Sillonner la plage à la recherche de bois de grève polis et séchés par le vent marin. Ramener des arbres entiers déracinés puis portés d'on ne sait où par les courants, projetés sur la grève par les fortes marées de l'automne qui avance. Ériger un immense tipi entre les rochers comme une oeuvre commune dans laquelle chacun met du sien. Elle pense que l'énergie de toutes ces mains ajoute une ardeur particulière au feu qu'elle allume du premier coups, l'écorce parcheminée et les brindilles de sapin s'enflammant en formant une colonne d'étincelles qui se fondent au ciel encore bleu. Il y a un moment de silence où tous les regards se perdent dans le dessin que forment les flammes. C'est l'instinct ancestral qui remonte, le pouvoir des couleurs mouvantes et de la chaleur qui amène la tête ailleurs. Voilà pourquoi elle tient tant à ces rituels païens qu'elle provoque aux passages des saisons et lors des fêtes qui scandent le calendrier des croyants. Elle aime plus que tout ce temps d'arrêt où chacun réfléchit à ses chances et prend conscience des autres sans qui la vie serait plus rude. C'est le pouvoir de la gratitude, un instant de reconnaissance, une manière de s'attarder à l'essentiel pour balayer les écueils et ces douleurs qui traînent toujours plus ou moins dans les heures de solitude. Reconnaître le bonheur c'est le prolonger, lui donner de l'élan et le propager.

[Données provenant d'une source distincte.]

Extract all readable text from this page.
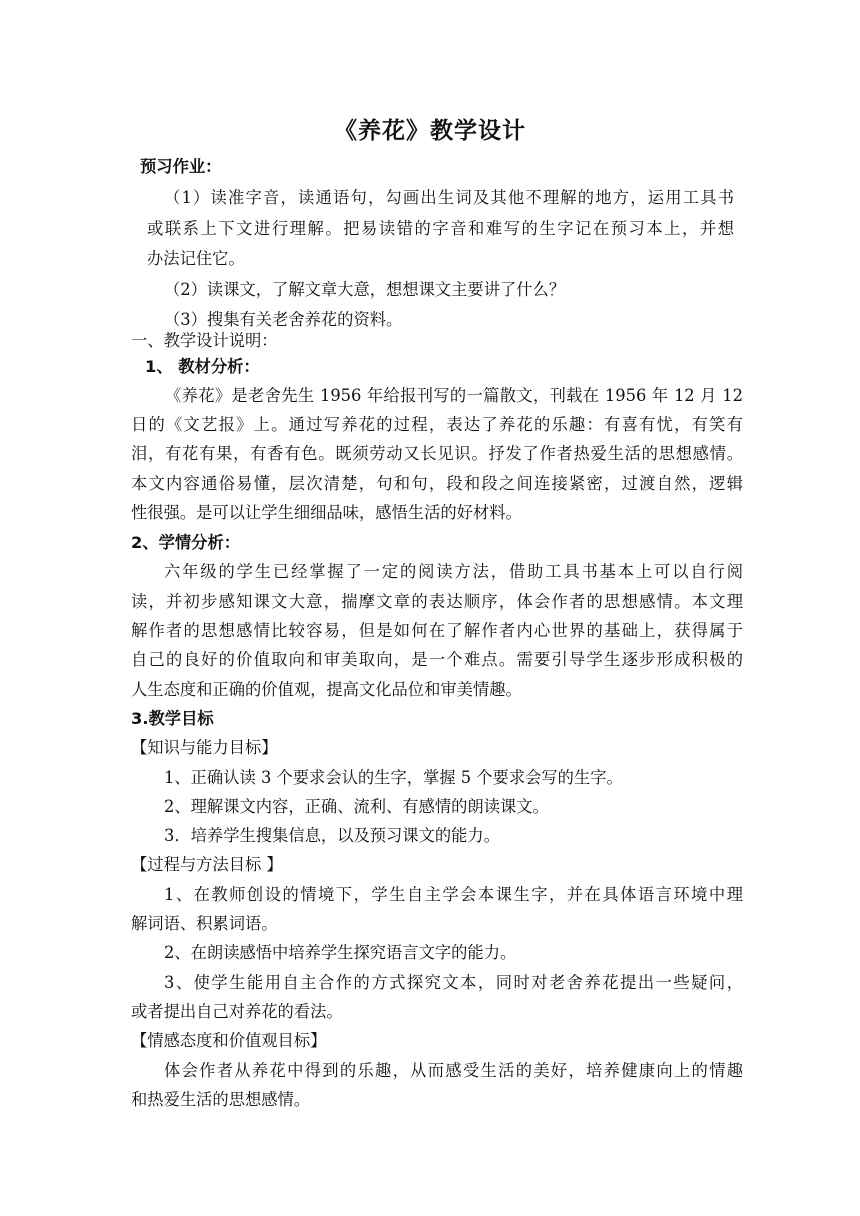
《养花》教学设计
预习作业：
（1）读准字音，读通语句，勾画出生词及其他不理解的地方，运用工具书
或联系上下文进行理解。把易读错的字音和难写的生字记在预习本上，并想
办法记住它。
（2）读课文，了解文章大意，想想课文主要讲了什么？
（3）搜集有关老舍养花的资料。
一、教学设计说明：
1、 教材分析：
《养花》是老舍先生 1956 年给报刊写的一篇散文，刊载在 1956 年 12 月 12
日的《文艺报》上。通过写养花的过程，表达了养花的乐趣：有喜有忧，有笑有
泪，有花有果，有香有色。既须劳动又长见识。抒发了作者热爱生活的思想感情。
本文内容通俗易懂，层次清楚，句和句，段和段之间连接紧密，过渡自然，逻辑
性很强。是可以让学生细细品味，感悟生活的好材料。
2、学情分析：
六年级的学生已经掌握了一定的阅读方法，借助工具书基本上可以自行阅
读，并初步感知课文大意，揣摩文章的表达顺序，体会作者的思想感情。本文理
解作者的思想感情比较容易，但是如何在了解作者内心世界的基础上，获得属于
自己的良好的价值取向和审美取向，是一个难点。需要引导学生逐步形成积极的
人生态度和正确的价值观，提高文化品位和审美情趣。
3.教学目标
【知识与能力目标】
1、正确认读 3 个要求会认的生字，掌握 5 个要求会写的生字。
2、理解课文内容，正确、流利、有感情的朗读课文。
3．培养学生搜集信息，以及预习课文的能力。
【过程与方法目标 】
1、在教师创设的情境下，学生自主学会本课生字，并在具体语言环境中理
解词语、积累词语。
2、在朗读感悟中培养学生探究语言文字的能力。
3、使学生能用自主合作的方式探究文本，同时对老舍养花提出一些疑问，
或者提出自己对养花的看法。
【情感态度和价值观目标】
体会作者从养花中得到的乐趣，从而感受生活的美好，培养健康向上的情趣
和热爱生活的思想感情。
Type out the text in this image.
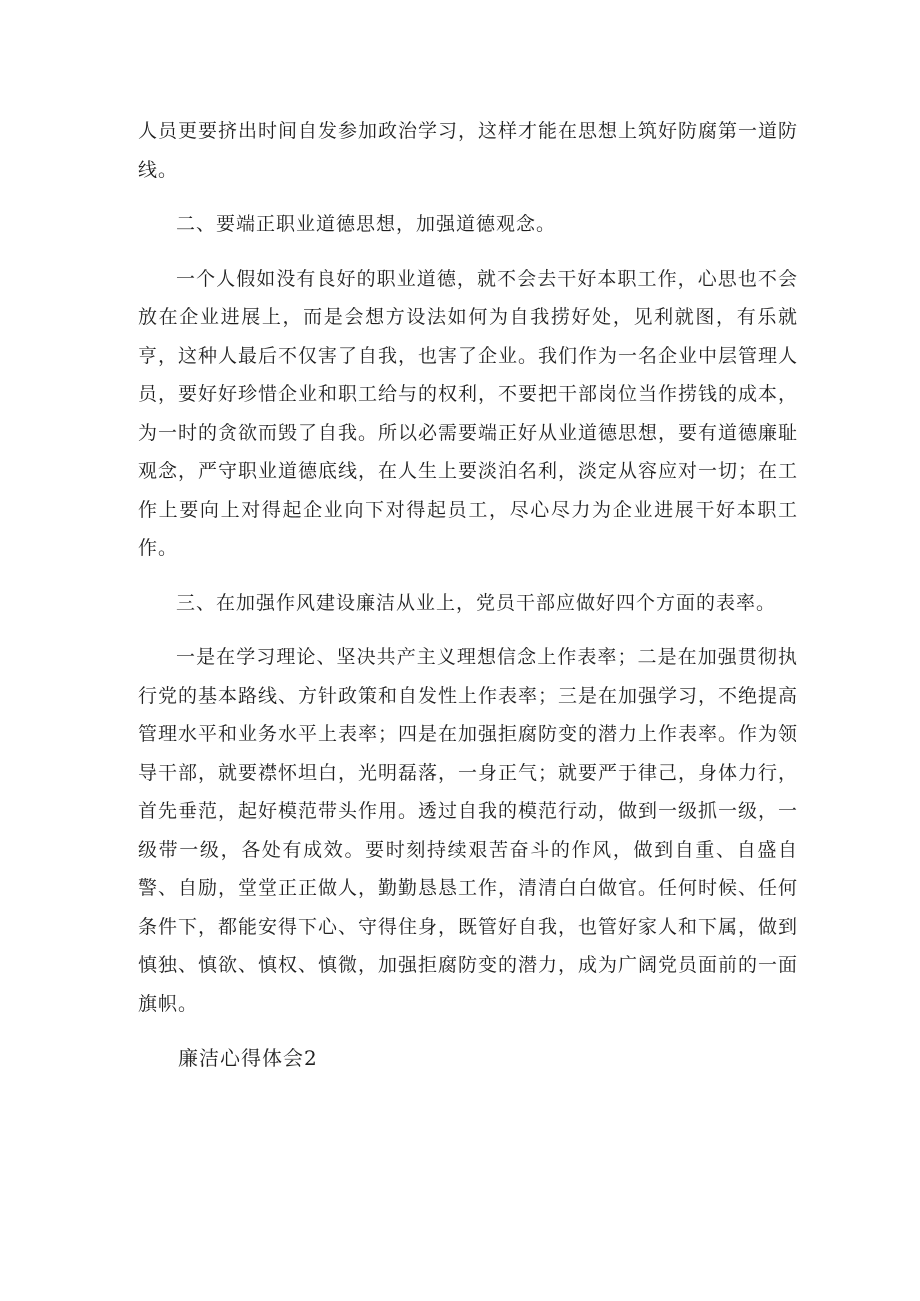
人员更要挤出时间自发参加政治学习，这样才能在思想上筑好防腐第一道防线。

二、要端正职业道德思想，加强道德观念。

一个人假如没有良好的职业道德，就不会去干好本职工作，心思也不会放在企业进展上，而是会想方设法如何为自我捞好处，见利就图，有乐就亨，这种人最后不仅害了自我，也害了企业。我们作为一名企业中层管理人员，要好好珍惜企业和职工给与的权利，不要把干部岗位当作捞钱的成本，为一时的贪欲而毁了自我。所以必需要端正好从业道德思想，要有道德廉耻观念，严守职业道德底线，在人生上要淡泊名利，淡定从容应对一切；在工作上要向上对得起企业向下对得起员工，尽心尽力为企业进展干好本职工作。

三、在加强作风建设廉洁从业上，党员干部应做好四个方面的表率。

一是在学习理论、坚决共产主义理想信念上作表率；二是在加强贯彻执行党的基本路线、方针政策和自发性上作表率；三是在加强学习，不绝提高管理水平和业务水平上表率；四是在加强拒腐防变的潜力上作表率。作为领导干部，就要襟怀坦白，光明磊落，一身正气；就要严于律己，身体力行，首先垂范，起好模范带头作用。透过自我的模范行动，做到一级抓一级，一级带一级，各处有成效。要时刻持续艰苦奋斗的作风，做到自重、自盛自警、自励，堂堂正正做人，勤勤恳恳工作，清清白白做官。任何时候、任何条件下，都能安得下心、守得住身，既管好自我，也管好家人和下属，做到慎独、慎欲、慎权、慎微，加强拒腐防变的潜力，成为广阔党员面前的一面旗帜。

廉洁心得体会2
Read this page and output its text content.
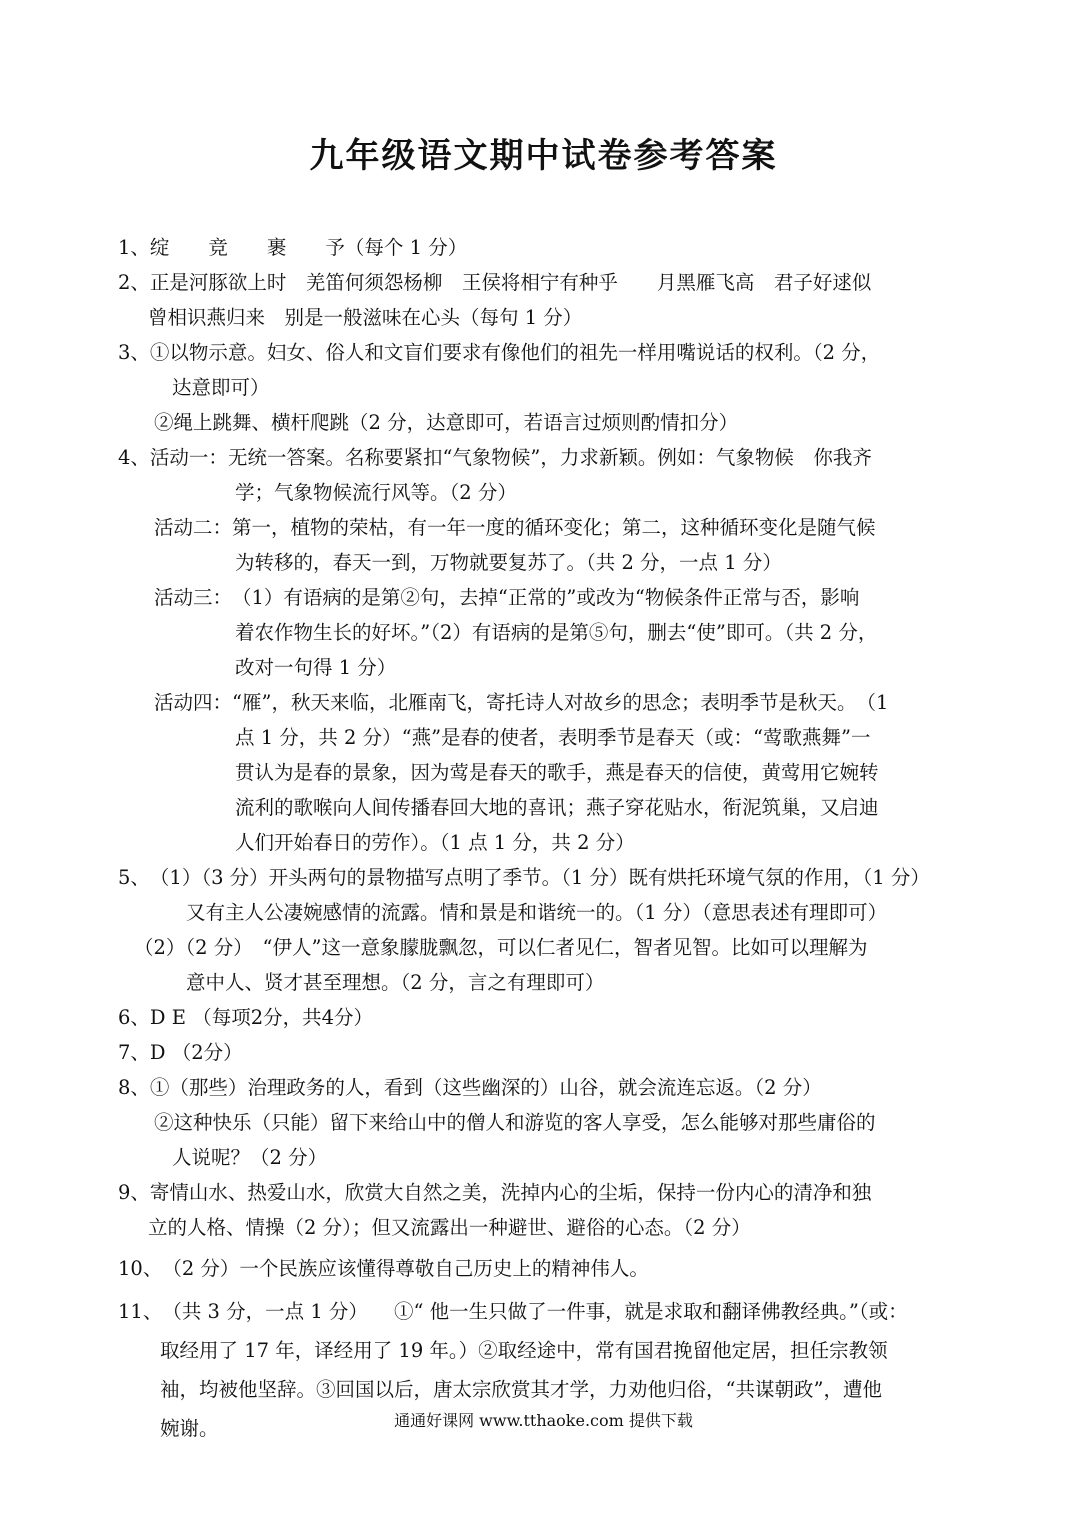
九年级语文期中试卷参考答案
1、 绽　　竞　　裹　　予（每个 1 分）
2、 正是河豚欲上时　羌笛何须怨杨柳　王侯将相宁有种乎　　月黑雁飞高　君子好逑似
曾相识燕归来　别是一般滋味在心头（每句 1 分）
3、 ①以物示意。妇女、俗人和文盲们要求有像他们的祖先一样用嘴说话的权利。（2 分，
达意即可）
②绳上跳舞、横杆爬跳（2 分，达意即可，若语言过烦则酌情扣分）
4、 活动一： 无统一答案。名称要紧扣“气象物候”，力求新颖。例如：气象物候　你我齐
学；气象物候流行风等。（2 分）
活动二： 第一，植物的荣枯，有一年一度的循环变化；第二，这种循环变化是随气候
为转移的，春天一到，万物就要复苏了。（共 2 分，一点 1 分）
活动三： （1）有语病的是第②句，去掉“正常的”或改为“物候条件正常与否，影响
着农作物生长的好坏。”（2）有语病的是第⑤句，删去“使”即可。（共 2 分，
改对一句得 1 分）
活动四： “雁”，秋天来临，北雁南飞，寄托诗人对故乡的思念；表明季节是秋天。　（1
点 1 分，共 2 分）“燕”是春的使者，表明季节是春天（或：“莺歌燕舞”一
贯认为是春的景象，因为莺是春天的歌手，燕是春天的信使，黄莺用它婉转
流利的歌喉向人间传播春回大地的喜讯；燕子穿花贴水，衔泥筑巢，又启迪
人们开始春日的劳作）。（1 点 1 分，共 2 分）
5、 （1）（3 分）开头两句的景物描写点明了季节。（1 分）既有烘托环境气氛的作用，（1 分）
又有主人公凄婉感情的流露。情和景是和谐统一的。（1 分）（意思表述有理即可）
（2）（2 分）　“伊人”这一意象朦胧飘忽，可以仁者见仁，智者见智。比如可以理解为
意中人、贤才甚至理想。（2 分，言之有理即可）
6、 D E （每项2分，共4分）
7、 D （2分）
8、 ①（那些）治理政务的人，看到（这些幽深的）山谷，就会流连忘返。（2 分）
②这种快乐（只能）留下来给山中的僧人和游览的客人享受，怎么能够对那些庸俗的
人说呢？（2 分）
9、 寄情山水、热爱山水，欣赏大自然之美，洗掉内心的尘垢，保持一份内心的清净和独
立的人格、情操（2 分）；但又流露出一种避世、避俗的心态。（2 分）
10、 （2 分）一个民族应该懂得尊敬自己历史上的精神伟人。
11、 （共 3 分，一点 1 分） ①“ 他一生只做了一件事，就是求取和翻译佛教经典。”（或：
取经用了 17 年，译经用了 19 年。）②取经途中，常有国君挽留他定居，担任宗教领
袖，均被他坚辞。③回国以后，唐太宗欣赏其才学，力劝他归俗，“共谋朝政”，遭他
婉谢。	通通好课网 www.tthaoke.com 提供下载
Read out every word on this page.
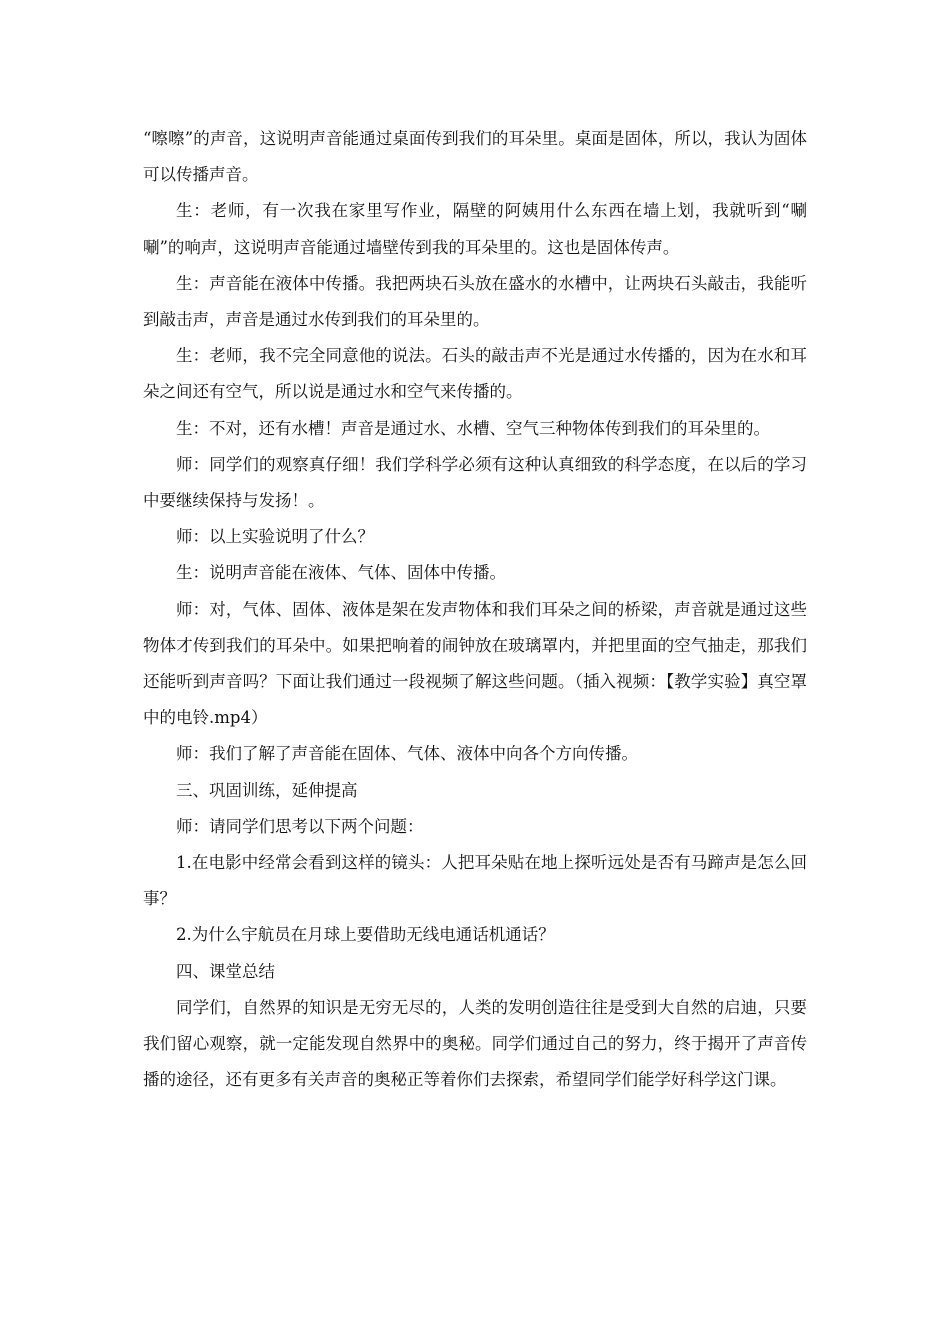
“嚓嚓”的声音，这说明声音能通过桌面传到我们的耳朵里。桌面是固体，所以，我认为固体可以传播声音。

生：老师，有一次我在家里写作业，隔壁的阿姨用什么东西在墙上划，我就听到“唰唰”的响声，这说明声音能通过墙壁传到我的耳朵里的。这也是固体传声。

生：声音能在液体中传播。我把两块石头放在盛水的水槽中，让两块石头敲击，我能听到敲击声，声音是通过水传到我们的耳朵里的。

生：老师，我不完全同意他的说法。石头的敲击声不光是通过水传播的，因为在水和耳朵之间还有空气，所以说是通过水和空气来传播的。

生：不对，还有水槽！声音是通过水、水槽、空气三种物体传到我们的耳朵里的。

师：同学们的观察真仔细！我们学科学必须有这种认真细致的科学态度，在以后的学习中要继续保持与发扬！。

师：以上实验说明了什么？

生：说明声音能在液体、气体、固体中传播。

师：对，气体、固体、液体是架在发声物体和我们耳朵之间的桥梁，声音就是通过这些物体才传到我们的耳朵中。如果把响着的闹钟放在玻璃罩内，并把里面的空气抽走，那我们还能听到声音吗？下面让我们通过一段视频了解这些问题。（插入视频：【教学实验】真空罩中的电铃.mp4）

师：我们了解了声音能在固体、气体、液体中向各个方向传播。

三、巩固训练，延伸提高

师：请同学们思考以下两个问题：

1.在电影中经常会看到这样的镜头：人把耳朵贴在地上探听远处是否有马蹄声是怎么回事？

2.为什么宇航员在月球上要借助无线电通话机通话？

四、课堂总结

同学们，自然界的知识是无穷无尽的，人类的发明创造往往是受到大自然的启迪，只要我们留心观察，就一定能发现自然界中的奥秘。同学们通过自己的努力，终于揭开了声音传播的途径，还有更多有关声音的奥秘正等着你们去探索，希望同学们能学好科学这门课。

Voilà pourquoi ils notent leurs remerciements sur des bouts de papier qu'ils jettent dans le feu, ravis de voir la fumée les dissoudre sur les ailes des envolées d'oies sauvages qui passent au même moment. La symbolique des migrations ne leur échappe pas. Elle appelle au courage et aux longs voyages qu'on ne peut accomplir qu'avec les autres, et à cette force qu'on ne peut trouver qu'en soi.

jeudi 10 octobre 2013

Mesurer l'étendue des ombres

Pendant qu'elle te baise tu revois en flash-backs cette grotte que vous aviez trouvée malgré l'entrée dissimulée par les broussailles auxquelles s'accrochaient encore de minuscules morceaux de chair sur les épines sèches. Vos semelles roulaient sur les pierres rondes dans la montée, jusqu'à ce qu'elle glisse et se fracasse les genoux contre une faille assez grande pour laisser passer un homme. Un hasard. En t'écorchant les épaules dans le goulot crayeux, tu as été surpris de découvrir un antre immense, sculpté dans la pierre et envahi d'âmes dont les pouces avaient laissé des empreintes sur les murs. Un abri souterrain mais ouvert à son extrémité sur l'horizon palpitant des feux qui embrasaient le maquis. Planté devant ces aurores mouvantes, les cils engourdis par la poussière âcre portée par les vents de la mer, les semelles accrochées à la paroi, tu sentais la texture anguleuse de la pierre et tes doigts égratignés par une emprise vide. Elle était juste là, debout à tes côtés, les cheveux emmêlés aux perles de sueurs qui luisaient sur son cou. Muette. Tu trouvais les contours de sa silhouette émouvants dans le jour déclinant. Ta main avait quitté la roche pour agripper sa hanche, et les échos de ses soupirs avaient rebondi sur les murs pour te revenir dans les tympans comme les rythmes hallucinants d'un djembé. La nuit vous avait laissé couverts de morsures, de salive et de sperme, le dos éreinté et les fesses marquées par la rudesse du sol.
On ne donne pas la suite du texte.